Anna seguiva il ragionamento.

«Non sono persone migliori di altre. È il piano di Napoleone che è imbattibile. E per funzionare alla perfezione deve essere talmente articolato da prevedere l’errore umano: il tradimento, la debolezza, la distrazione.»

«Forse Napoleone non coinvolgeva tutti i fedeli allo stesso modo» disse Anna. «E non comunicava a tutti le stesse informazioni. Può darsi che a qualcuno ne passasse solo una parte.»

«C’è un’unica spiegazione: ha insegnato a ognuno di loro come selezionare i propri successori e come trasferire i segreti in sicurezza. Per questo ci scontriamo con difficoltà estreme nell’individuazione dei fedeli, nonostante il nostro gruppo disponga di mezzi quasi illimitati e possa contare su membri sparsi in tutti gli Stati e radicati ai vertici delle più importanti realtà politiche, economiche, culturali e sociali.»

«Perdonami, ma non riesco ancora a scorgere nulla di positivo nella morte di Sinclaire.»

«Ci sto arrivando.» Roger allentò il nodo della cravatta. «Se Sinclaire si è suicidato, significa che aveva già scelto il proprio successore. Noi lo controllavamo da tempo: movimenti, cellulare, posta elettronica… non si è incontrato con nessuno fuori dal solito giro, non ha parlato con persone nuove, non ha avuto giornate diverse dalla sua noiosa quotidianità.
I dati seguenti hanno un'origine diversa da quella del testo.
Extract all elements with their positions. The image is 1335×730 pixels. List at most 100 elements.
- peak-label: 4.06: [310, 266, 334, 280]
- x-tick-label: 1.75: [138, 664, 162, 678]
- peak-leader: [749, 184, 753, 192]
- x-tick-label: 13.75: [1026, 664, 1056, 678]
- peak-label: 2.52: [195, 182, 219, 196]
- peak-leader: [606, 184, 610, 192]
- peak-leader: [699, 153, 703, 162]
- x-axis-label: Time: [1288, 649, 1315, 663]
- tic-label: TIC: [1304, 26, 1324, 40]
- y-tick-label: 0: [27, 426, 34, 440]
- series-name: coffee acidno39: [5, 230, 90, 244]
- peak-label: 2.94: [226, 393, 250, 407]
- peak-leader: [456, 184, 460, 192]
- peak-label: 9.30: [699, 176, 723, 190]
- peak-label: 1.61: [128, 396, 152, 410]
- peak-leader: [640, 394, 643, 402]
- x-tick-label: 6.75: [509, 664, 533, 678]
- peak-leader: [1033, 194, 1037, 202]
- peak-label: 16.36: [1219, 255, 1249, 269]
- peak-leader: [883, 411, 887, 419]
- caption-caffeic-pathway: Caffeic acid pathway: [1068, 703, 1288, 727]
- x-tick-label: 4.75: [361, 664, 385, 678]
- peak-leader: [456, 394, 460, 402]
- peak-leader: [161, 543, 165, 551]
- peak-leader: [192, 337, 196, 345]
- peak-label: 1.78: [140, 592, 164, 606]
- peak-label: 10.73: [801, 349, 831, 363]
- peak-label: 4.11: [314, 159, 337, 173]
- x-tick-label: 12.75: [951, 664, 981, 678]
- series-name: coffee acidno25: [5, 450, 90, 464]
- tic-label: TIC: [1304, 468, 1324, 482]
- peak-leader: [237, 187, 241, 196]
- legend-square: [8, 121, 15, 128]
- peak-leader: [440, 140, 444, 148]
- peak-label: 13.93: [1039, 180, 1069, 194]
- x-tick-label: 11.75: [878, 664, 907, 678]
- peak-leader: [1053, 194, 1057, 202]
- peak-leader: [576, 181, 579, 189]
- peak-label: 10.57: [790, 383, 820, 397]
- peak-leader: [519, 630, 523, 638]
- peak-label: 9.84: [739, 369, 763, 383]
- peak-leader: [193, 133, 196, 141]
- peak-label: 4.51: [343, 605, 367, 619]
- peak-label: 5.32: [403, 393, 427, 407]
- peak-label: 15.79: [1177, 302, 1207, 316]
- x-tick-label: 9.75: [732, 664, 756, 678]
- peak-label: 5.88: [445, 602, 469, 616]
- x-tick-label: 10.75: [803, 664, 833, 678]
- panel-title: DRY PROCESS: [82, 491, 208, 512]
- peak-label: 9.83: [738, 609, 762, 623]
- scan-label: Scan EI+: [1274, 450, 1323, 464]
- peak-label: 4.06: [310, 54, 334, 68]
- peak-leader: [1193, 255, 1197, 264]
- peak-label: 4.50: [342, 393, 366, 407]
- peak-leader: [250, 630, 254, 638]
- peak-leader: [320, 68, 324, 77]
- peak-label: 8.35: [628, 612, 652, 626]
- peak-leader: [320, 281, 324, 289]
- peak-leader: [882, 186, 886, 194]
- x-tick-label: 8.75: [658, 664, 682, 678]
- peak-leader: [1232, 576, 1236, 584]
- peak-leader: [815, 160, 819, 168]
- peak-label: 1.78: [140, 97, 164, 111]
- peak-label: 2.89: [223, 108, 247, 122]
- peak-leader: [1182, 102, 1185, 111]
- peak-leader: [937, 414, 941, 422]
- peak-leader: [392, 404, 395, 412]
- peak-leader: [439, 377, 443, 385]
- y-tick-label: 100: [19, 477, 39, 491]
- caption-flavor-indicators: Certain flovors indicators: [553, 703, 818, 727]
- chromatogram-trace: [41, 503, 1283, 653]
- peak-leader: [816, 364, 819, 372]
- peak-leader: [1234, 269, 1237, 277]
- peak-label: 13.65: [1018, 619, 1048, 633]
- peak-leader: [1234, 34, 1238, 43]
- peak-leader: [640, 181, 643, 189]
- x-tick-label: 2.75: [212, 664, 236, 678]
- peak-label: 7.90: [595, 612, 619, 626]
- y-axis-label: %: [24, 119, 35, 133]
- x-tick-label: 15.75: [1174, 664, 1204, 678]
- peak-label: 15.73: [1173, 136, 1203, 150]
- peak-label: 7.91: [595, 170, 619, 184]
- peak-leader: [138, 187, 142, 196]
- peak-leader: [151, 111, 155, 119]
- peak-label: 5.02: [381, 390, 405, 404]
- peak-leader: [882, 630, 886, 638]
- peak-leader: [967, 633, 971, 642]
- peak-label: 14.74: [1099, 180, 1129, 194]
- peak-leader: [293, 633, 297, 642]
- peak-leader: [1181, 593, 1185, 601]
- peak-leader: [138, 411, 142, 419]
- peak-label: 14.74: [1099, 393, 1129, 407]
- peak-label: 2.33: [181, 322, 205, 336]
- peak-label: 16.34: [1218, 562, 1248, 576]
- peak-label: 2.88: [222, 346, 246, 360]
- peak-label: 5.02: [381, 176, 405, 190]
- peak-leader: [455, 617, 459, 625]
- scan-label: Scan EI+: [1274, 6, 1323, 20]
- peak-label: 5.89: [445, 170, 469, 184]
E non si è mai allontanato dall’Isola d’Elba.»

«Il successore potrebbe essere qualcuno con cui si vedeva abitualmente.» Gianfranco tornò verso di loro a braccia conserte.

«Chi? Il vecchio con cui giocava a scacchi? Il prete? No, non ha senso. Sarebbe una mossa poco lungimirante e rischiosa.»

«Niente, sei solo capace di fare supposizioni.»

«Perché per una volta non provi ad ascoltare con la mente aperta?»

«Vai avanti» sbuffò Gianfranco.

«Sinclaire non ha ancora trasmesso il suo sapere. Ma lo farà.»

«È morto, cazzo!»

«Sì. Ma ha avviato la macchina prima di suicidarsi: la chiamata al successore è già stata fatta.»

Mentre Gianfranco rimaneva scettico, Anna sentì la speranza riaffiorare.

«Il successore comparirà sulla scena molto presto. Probabilmente ignaro del compito di cui è investito. Ma se è stato scelto, avrà la predisposizione mentale giusta per seguire gli indizi seminati da Sinclaire.» Roger sorrise compiaciuto. «E quando Sinclaire lo prenderà per mano per condurlo a destinazione, noi saremo là ad accompagnarlo.»